Homeowner associations (HOA) exist to maintain the welfare of their communities.  To sustain such initiatives, HOA rules and regulations require a number of fees to be paid by residents.

Recently, the Federal Housing Finance Agency (FHFA) published a Notice of Proposed Rulemaking that will dramatically affect HOA’s. While the regulations cover a variety of subjects, there is much skepticism as to whether they are actually beneficial to the HOA’s themselves.

One of the most sweeping areas of reform aims to allow Fannie Mae, Freddie Mac and the Federal Home Loan Bank System to regulate transfer fees paid to investors, as well as to the associations themselves.  More specifically, the FHFA seeks to implement the prohibition of investor transfer fees nationwide. These payments, made to investors whenever a house is sold in a planned community, don’t serve any true purpose in context to helping and sustaining the community and its surroundings. The Community Associations Institute (CAI) has agreed that this change would be positive for homeowners.

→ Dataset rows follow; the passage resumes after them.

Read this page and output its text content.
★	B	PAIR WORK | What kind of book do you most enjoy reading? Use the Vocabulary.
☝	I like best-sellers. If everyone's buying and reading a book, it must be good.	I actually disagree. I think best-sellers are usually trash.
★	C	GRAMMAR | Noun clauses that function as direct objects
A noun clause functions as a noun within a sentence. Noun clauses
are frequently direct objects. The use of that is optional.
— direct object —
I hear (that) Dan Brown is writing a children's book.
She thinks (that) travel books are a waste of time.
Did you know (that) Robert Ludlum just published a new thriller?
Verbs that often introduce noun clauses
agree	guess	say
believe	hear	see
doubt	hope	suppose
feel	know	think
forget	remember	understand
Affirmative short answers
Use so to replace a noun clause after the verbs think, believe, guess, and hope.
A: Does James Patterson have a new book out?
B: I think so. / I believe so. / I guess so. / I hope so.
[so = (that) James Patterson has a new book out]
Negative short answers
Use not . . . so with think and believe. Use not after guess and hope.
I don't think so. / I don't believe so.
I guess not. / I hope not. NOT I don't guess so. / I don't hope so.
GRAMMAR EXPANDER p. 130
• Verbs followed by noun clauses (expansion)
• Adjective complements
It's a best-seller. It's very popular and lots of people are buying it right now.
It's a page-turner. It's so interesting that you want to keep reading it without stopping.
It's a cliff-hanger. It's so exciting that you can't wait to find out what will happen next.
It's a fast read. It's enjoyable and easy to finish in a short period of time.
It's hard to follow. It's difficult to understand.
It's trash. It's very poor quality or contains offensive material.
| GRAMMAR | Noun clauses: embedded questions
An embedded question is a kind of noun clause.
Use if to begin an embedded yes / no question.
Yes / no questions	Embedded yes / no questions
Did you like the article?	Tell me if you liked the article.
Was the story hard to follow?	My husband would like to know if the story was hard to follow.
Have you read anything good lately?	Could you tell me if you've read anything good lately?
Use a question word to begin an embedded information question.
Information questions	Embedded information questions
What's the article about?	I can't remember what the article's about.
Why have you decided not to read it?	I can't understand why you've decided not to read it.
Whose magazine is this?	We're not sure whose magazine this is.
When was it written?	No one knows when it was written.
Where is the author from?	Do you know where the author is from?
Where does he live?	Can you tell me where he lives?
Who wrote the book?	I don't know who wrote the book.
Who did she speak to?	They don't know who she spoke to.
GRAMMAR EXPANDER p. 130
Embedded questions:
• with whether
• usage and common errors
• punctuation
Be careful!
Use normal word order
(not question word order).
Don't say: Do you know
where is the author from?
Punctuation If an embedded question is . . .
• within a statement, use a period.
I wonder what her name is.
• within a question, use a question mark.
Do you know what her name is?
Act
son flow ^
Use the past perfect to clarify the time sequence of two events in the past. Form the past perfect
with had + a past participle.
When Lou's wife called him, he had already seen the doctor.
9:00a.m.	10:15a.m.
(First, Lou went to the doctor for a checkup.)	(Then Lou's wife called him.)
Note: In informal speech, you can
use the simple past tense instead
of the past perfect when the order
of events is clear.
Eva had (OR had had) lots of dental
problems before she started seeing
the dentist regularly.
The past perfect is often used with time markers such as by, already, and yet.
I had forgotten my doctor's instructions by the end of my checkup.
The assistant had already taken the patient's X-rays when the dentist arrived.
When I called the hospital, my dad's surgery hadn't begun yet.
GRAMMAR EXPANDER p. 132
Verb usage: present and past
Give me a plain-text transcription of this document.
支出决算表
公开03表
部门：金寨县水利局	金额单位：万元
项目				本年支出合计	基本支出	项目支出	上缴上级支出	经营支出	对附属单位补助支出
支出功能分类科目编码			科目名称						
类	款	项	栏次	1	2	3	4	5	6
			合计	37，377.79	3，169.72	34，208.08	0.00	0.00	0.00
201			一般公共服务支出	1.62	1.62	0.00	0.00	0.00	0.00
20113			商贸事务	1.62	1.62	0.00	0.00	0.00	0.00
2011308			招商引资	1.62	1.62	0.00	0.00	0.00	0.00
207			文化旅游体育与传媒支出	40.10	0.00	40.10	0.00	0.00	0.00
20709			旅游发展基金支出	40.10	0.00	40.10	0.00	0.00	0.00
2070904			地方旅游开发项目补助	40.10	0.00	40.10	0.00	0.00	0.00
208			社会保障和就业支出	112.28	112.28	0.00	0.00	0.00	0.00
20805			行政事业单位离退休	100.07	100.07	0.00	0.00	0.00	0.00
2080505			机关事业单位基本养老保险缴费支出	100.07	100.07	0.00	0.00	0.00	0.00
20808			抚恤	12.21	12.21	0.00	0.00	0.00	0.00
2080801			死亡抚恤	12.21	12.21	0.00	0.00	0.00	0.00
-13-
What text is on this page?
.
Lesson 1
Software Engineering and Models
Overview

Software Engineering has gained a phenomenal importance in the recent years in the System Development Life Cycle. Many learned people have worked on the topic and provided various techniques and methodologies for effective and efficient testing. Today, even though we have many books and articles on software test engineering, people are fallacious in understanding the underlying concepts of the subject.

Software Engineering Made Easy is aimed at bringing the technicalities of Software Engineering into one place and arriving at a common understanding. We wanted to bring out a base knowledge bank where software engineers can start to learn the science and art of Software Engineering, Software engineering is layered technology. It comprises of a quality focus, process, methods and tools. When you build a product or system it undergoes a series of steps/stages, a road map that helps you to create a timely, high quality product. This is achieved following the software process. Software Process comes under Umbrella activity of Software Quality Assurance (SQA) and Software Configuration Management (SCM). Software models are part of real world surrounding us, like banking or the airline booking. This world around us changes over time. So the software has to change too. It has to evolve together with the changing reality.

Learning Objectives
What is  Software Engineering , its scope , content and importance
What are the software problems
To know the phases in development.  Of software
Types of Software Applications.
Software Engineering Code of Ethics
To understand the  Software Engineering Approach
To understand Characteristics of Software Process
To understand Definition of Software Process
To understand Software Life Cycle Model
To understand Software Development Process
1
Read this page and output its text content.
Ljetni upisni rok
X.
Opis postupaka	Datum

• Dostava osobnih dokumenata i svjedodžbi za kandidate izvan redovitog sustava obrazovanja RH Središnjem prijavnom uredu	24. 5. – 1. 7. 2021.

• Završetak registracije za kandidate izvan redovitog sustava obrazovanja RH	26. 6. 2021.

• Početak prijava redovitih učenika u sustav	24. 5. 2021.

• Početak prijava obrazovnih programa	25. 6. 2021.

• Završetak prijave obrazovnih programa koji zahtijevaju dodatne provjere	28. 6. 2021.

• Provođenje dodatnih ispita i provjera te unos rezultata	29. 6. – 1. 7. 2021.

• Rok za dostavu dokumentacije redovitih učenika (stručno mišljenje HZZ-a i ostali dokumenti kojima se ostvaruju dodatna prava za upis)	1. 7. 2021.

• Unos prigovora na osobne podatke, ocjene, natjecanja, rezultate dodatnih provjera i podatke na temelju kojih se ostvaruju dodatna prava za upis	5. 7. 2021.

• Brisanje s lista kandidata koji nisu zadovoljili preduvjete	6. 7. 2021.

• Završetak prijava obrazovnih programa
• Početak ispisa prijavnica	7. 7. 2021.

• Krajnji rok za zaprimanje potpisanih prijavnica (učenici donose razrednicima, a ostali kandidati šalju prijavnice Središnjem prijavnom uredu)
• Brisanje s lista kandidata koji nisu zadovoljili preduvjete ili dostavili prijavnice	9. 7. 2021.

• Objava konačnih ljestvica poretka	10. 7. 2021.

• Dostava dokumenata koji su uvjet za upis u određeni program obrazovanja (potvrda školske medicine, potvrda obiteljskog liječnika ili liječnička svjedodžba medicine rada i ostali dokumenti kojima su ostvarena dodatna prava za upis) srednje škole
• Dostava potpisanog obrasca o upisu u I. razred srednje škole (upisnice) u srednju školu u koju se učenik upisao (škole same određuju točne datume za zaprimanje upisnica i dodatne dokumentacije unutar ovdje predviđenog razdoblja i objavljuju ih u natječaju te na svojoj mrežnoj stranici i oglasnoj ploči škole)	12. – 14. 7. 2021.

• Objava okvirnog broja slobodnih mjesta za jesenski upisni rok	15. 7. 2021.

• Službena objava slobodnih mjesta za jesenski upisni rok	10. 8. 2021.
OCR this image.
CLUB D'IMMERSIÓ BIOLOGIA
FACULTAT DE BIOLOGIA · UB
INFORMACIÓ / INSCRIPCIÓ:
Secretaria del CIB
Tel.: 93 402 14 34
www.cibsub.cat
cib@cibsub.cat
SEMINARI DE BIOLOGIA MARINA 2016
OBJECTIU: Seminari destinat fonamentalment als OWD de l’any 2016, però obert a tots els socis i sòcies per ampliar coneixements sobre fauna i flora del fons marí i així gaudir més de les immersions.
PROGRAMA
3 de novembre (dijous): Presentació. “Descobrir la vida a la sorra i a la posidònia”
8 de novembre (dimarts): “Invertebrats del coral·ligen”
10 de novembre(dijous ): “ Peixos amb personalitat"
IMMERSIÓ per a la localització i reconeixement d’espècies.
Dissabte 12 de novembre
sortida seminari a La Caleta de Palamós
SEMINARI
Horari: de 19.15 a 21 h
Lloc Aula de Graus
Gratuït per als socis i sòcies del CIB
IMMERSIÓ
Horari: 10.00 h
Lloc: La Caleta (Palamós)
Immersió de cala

The FHFA is also trying to pass regulations that are not necessarily beneficial for both homeowners and homeowners associations.  For example, community transfer fees have been in use for decades to minimize the financial burgeon of maintenance and any special assessments that may pop up out of the blue. Still, there is always a margin for error, and the FHFA aims to limit the use of community transfer fees solely for maintenance and improvements.  This regulation, if carried out, would in theory help to reduce the effects of irresponsible actions made by HOA board members, but it would also remove a great deal of the operational flexibly necessary for an association as a whole.

Of course, not every homeowners association is the same – and some may find it more difficult to tend to their community’s needs and wants with a decrease in flexibility.  More importantly, the homeowners themselves have the most influence over their HOA rules and regulations, and the benefit of this proposed limit is already supplemented by the voice of each individual resident; ineffective polices are always due to be replaced at some point or another.

Another limitation that would affect a HOA’s operational flexibility stems from regulation that would allow non-residents to use common areas for free.  This decision has traditionally been up to each association to determine the best steps to address this issue, with the consideration of homeowners’ unique and specific demands taken into account. Some homeowners may be more comfortable in certain situations than others, which is why homeowner associations avoid ‘one-solution-fits-all’ policies, and instead develop policies based on their community’s needs.

The last regulation proposed by the FHFA would prevent HOAs from voting to have a transfer fee for an area move farther than 1,000 yards from their property line.  Both the CAI and homeowners across the nation are vehemently opposed to this since it’s not a very logical option, especially for larger communities who often consist of a so-called master associations and a number of sub-associations.

The CAI has voiced displeasure over many of the FHFA’s proposed regulations – and for good reason.  Decisions made and carried out by an HOA are based on the good judgment of the homeowners and board members themselves. This scenario represents a majority of HOAs across the nation.